What matters most, though, is the work itself. *One Battle After Another* is a film about the absurdity and persistence of American racial paranoia, told through the chaotic lens of a Pynchon novel and the precise craftsmanship of Paul Thomas Anderson. Lockjaw is its most vivid creation — a man so consumed by ideology that he becomes a cartoon of his own worst impulses. Whether you see Hegseth in him or not, the character stands on its own as one of the most memorable screen villains in years. The debate around him is just proof that Anderson and Penn did their jobs.
Frequently Asked Questions
Who does Sean Penn play in *One Battle After Another*?
Penn plays Col. Steven J. Lockjaw, a rigid military officer who enforces strict immigration policies at the Otay Mesa Detention Center.
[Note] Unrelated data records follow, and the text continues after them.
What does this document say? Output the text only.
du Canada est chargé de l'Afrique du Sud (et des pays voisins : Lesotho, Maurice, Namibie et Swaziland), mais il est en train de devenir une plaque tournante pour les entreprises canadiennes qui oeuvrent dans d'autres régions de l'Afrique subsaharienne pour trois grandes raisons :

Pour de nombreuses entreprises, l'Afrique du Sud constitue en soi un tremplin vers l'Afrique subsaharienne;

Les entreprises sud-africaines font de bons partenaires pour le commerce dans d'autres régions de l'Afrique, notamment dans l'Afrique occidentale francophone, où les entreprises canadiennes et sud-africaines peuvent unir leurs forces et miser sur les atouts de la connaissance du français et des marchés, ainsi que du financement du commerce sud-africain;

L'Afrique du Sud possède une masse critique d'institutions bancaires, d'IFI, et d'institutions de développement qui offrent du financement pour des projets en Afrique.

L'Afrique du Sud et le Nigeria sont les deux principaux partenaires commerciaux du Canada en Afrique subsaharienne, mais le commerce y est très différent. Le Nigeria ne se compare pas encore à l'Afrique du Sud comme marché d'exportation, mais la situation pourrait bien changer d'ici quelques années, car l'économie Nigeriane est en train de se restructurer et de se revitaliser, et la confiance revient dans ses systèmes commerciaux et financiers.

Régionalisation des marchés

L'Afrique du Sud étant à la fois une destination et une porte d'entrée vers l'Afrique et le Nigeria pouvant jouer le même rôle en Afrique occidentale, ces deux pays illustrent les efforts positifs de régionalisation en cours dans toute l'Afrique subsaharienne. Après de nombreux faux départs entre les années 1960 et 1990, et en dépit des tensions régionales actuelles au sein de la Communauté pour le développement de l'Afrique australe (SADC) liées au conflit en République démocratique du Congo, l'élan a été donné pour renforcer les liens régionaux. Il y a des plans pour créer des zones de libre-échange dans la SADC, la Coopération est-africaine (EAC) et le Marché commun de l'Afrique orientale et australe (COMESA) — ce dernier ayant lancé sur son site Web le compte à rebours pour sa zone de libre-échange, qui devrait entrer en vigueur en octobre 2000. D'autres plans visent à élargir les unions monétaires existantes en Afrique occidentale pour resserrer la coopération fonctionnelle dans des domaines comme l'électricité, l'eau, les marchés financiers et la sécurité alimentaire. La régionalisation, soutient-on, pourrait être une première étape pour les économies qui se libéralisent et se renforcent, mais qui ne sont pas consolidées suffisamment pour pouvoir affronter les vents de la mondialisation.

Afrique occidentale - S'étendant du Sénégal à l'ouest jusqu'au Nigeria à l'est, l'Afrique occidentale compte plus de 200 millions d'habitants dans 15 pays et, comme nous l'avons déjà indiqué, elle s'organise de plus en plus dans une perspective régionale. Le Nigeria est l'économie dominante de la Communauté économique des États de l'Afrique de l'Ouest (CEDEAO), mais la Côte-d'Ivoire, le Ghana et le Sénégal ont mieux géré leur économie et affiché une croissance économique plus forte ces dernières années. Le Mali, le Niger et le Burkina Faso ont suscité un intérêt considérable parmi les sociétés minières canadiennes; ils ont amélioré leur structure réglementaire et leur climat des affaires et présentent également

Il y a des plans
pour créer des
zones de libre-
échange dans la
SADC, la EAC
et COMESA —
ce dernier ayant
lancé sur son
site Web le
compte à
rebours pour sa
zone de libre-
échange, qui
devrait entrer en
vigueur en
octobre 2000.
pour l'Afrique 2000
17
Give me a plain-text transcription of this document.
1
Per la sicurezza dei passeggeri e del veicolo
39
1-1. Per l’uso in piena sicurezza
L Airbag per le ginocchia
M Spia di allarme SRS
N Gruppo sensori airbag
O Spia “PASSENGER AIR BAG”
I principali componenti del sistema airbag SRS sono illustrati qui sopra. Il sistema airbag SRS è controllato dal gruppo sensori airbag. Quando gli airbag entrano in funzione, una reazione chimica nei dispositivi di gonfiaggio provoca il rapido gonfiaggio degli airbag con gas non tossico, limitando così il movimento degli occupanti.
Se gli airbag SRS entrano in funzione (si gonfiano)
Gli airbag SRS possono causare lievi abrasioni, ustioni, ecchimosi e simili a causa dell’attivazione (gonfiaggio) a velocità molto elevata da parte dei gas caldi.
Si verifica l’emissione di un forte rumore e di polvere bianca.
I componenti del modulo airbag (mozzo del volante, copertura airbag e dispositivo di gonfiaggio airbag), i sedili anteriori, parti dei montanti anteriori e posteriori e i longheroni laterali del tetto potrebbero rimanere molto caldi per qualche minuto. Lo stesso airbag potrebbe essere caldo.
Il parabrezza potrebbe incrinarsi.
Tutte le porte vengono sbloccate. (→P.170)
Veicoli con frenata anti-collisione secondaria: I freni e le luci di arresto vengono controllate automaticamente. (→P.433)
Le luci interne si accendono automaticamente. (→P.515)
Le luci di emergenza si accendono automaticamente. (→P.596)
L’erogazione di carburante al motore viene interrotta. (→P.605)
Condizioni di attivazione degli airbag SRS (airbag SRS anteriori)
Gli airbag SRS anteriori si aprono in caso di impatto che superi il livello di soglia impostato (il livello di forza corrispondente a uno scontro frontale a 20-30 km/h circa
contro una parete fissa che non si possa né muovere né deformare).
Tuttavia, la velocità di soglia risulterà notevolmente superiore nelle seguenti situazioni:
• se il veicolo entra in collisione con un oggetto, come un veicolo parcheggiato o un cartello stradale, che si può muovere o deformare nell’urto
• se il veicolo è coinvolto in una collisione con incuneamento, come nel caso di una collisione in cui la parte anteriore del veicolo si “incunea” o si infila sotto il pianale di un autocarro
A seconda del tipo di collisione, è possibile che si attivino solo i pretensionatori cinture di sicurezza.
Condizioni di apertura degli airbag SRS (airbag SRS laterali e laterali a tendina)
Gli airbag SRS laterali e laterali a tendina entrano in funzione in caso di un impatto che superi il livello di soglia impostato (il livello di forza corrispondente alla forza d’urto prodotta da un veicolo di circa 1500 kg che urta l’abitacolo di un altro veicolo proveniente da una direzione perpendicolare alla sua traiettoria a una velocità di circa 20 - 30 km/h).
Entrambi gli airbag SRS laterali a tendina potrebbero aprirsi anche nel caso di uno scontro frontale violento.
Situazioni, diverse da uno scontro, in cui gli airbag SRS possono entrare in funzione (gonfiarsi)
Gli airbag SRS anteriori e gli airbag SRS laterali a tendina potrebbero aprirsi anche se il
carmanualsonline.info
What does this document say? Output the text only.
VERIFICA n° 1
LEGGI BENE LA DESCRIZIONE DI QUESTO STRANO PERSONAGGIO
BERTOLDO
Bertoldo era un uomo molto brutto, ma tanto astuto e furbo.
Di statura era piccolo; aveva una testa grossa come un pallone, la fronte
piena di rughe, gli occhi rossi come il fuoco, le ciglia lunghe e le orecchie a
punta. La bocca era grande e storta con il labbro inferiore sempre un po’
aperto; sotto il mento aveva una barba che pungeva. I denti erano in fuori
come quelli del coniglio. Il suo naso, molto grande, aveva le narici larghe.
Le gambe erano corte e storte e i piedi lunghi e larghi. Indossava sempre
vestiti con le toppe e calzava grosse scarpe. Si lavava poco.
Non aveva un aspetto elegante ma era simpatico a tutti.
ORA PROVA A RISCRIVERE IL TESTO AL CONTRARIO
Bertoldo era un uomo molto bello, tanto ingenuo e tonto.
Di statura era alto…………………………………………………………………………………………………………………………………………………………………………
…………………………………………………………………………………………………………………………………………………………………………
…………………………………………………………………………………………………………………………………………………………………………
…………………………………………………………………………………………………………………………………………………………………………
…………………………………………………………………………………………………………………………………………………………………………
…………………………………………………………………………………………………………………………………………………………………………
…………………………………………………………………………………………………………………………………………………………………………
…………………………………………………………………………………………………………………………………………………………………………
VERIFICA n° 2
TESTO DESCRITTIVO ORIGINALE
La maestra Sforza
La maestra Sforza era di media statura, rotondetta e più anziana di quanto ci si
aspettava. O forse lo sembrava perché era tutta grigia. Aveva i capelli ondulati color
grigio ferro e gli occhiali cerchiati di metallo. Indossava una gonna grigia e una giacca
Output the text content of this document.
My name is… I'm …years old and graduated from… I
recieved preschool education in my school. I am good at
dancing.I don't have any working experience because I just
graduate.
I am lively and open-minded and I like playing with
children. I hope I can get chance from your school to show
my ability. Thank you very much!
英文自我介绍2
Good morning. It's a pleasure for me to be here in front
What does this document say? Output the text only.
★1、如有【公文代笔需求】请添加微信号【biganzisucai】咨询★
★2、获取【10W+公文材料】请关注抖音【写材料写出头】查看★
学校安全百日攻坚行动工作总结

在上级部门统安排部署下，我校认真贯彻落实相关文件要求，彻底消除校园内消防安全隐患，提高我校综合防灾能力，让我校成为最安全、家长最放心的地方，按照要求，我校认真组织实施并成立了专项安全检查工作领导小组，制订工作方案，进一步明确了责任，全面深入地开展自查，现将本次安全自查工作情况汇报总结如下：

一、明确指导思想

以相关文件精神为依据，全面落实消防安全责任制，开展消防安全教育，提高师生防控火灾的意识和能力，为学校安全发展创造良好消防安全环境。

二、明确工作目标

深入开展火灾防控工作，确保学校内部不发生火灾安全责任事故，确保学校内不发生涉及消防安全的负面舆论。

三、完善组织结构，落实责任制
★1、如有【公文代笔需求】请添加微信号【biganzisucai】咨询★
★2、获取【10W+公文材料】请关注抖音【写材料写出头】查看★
The character descends into increasingly extreme acts driven by racial paranoia, including seeking membership in a white supremacist fraternal order.
Did Paul Thomas Anderson intentionally base Lockjaw on Pete Hegseth?
No. The film was shot before Hegseth was appointed Secretary of Defense, and the character originates from Thomas Pynchon’s source novel. The comparisons have emerged organically from viewers and commentators who see parallels between Lockjaw’s traits and Hegseth’s public persona.
How many Oscars did *One Battle After Another* win?
The film won six Academy Awards at the 2026 ceremony, including Best Picture, Best Director for Paul Thomas Anderson, and Best Supporting Actor for Sean Penn.
Why did Sean Penn skip the 2026 Oscars?
Penn was meeting with Ukrainian President Volodymyr Zelenskyy. Actor Kieran Culkin accepted the Best Supporting Actor award on his behalf.
Is Lockjaw based on a real person?
The character is fictional, originating from a Thomas Pynchon novel. However, viewers have drawn comparisons to multiple real figures, including Pete Hegseth and CBP official Gregory K. Bovino.